I mention Borderline Personality Disorder again, not because it’s a crutch (fuck you anyone who says that. You’re a wanker), but because there are situations where that explains – NOT EXCUSES- my behaviour. Patients with BPD do tend to be more susceptible to things like anxiety, depression, and agoraphobia… there’s many other things that BPD can cover, but those are the three that directly affected me (at the time). I have started to feel so much better about -everything- since I have accepted BPD as a part of me. It’s not what I consider a disability as such – because everyone has a brain that works differently to the next person. My brain is just doing the most to prevent me feeling good and right now, I’m winning that fight. After feeling like I didn’t belong and couldn’t ever function in society, I have this diagnosis that makes it all make sense. I have a reason, and a way to make things better now I know all the reasons why I should be flailing miserably, but instead of feeling like I’m failing because I can’t, I now know I can. I’m rewiring the bad patterns in my brain to make way for good ones… but that in itself is a battle and I don’t win every day.

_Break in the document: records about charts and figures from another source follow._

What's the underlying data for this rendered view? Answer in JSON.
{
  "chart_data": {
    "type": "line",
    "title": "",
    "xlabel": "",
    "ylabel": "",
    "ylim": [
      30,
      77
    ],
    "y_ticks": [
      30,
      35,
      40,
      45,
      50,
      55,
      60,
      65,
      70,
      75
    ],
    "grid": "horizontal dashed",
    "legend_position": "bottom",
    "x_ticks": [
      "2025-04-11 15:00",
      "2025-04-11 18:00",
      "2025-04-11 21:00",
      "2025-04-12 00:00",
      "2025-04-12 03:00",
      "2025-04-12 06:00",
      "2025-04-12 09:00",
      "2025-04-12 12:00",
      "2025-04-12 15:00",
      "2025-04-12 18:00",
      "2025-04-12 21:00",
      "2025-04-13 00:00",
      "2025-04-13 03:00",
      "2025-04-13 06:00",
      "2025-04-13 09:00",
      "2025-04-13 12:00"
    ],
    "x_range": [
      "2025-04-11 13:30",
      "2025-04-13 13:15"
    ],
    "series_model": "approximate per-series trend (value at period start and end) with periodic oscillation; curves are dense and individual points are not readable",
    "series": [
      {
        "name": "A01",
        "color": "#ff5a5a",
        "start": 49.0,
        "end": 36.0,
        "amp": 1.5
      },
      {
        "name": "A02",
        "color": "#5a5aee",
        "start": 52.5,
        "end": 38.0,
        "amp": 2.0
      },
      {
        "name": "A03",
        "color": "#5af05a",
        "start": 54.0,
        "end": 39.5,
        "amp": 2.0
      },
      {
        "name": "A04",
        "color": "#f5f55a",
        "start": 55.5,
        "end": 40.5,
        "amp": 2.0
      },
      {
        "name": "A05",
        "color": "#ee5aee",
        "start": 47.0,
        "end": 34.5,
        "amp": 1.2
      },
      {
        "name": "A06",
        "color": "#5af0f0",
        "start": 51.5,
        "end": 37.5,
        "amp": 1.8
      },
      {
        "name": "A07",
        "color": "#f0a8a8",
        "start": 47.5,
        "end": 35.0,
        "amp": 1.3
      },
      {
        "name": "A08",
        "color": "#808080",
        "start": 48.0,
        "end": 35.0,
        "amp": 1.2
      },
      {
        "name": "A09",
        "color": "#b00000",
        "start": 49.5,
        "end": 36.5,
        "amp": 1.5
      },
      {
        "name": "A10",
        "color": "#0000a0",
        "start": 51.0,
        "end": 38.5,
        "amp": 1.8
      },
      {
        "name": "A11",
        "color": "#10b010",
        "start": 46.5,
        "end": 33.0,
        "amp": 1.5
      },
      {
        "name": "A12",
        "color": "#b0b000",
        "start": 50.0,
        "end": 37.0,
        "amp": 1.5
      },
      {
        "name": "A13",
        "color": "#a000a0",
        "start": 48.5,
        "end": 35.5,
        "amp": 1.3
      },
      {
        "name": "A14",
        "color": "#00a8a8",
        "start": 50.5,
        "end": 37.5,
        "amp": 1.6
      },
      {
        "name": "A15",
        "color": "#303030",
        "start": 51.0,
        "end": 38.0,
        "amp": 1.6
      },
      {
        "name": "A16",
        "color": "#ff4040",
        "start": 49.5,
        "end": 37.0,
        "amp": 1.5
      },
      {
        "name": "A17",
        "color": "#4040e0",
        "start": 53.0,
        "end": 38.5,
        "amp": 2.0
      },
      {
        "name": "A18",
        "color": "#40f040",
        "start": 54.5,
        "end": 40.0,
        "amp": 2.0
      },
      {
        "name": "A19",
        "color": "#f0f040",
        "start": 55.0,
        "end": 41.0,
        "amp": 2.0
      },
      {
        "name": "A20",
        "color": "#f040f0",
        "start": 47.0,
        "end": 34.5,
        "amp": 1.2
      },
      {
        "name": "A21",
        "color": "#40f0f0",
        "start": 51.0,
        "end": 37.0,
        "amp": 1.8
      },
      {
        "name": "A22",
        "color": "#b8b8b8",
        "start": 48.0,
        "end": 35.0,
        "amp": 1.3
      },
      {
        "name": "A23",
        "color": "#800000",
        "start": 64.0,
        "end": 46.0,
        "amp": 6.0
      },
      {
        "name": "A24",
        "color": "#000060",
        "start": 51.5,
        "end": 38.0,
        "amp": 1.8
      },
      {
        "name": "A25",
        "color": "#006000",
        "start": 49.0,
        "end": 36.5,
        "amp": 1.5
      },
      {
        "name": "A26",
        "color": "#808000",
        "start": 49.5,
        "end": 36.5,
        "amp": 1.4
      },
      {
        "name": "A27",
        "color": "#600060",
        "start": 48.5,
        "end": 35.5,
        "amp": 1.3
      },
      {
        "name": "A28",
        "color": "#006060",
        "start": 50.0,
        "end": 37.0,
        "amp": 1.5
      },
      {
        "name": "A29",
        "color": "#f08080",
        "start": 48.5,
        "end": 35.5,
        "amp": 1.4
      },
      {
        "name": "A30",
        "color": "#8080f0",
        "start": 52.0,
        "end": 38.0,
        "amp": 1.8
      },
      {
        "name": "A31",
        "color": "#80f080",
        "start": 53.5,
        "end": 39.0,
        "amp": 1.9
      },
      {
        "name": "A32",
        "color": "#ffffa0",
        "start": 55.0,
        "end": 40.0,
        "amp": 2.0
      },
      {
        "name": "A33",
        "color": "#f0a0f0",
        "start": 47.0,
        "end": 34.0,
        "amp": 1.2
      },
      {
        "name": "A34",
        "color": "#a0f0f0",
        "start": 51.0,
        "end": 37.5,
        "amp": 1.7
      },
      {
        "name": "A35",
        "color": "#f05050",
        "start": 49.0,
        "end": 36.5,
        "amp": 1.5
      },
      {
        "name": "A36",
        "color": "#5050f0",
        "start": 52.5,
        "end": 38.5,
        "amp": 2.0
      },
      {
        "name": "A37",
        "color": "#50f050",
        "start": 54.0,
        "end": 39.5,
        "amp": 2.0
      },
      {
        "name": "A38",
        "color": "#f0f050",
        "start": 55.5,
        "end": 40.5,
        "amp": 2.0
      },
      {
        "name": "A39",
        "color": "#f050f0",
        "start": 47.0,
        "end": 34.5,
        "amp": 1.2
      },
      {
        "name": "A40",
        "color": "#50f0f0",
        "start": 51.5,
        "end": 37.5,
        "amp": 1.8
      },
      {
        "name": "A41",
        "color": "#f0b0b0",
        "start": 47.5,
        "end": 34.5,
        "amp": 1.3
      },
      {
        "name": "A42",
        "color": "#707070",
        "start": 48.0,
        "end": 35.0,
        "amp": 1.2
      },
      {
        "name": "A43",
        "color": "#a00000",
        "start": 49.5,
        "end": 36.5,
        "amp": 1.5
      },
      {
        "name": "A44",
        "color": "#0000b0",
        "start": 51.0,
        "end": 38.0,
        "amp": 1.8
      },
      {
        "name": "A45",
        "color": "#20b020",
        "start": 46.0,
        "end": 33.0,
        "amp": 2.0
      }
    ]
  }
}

I don’t want you thinking that I didn’t have people offering help. I did. I had family and friends trying to reach out to me, but a lot of the time I’d either cry talking to them on the phone, or ignore the phone completely. I couldn’t accept the help because I didn’t think I deserved it. I felt like I’d gotten myself in the mess and it was my responsibility to get it out. Let me tell you… ACCEPT the help. Ask for it. Sometimes, people aren’t going to be able to help you when you think you need them – but you’ll get through it, and that doesn’t mean that there’s no one there for you. More than anything, speak kindly to yourself. You are worth so much more than someone verbally beating yourself up – if you wouldn’t say it to your best friend, don’t say it to yourself. Believe you can get better and be better, and you will.
Make it a beautiful day, Spoonies. You’re worth it. xoxo.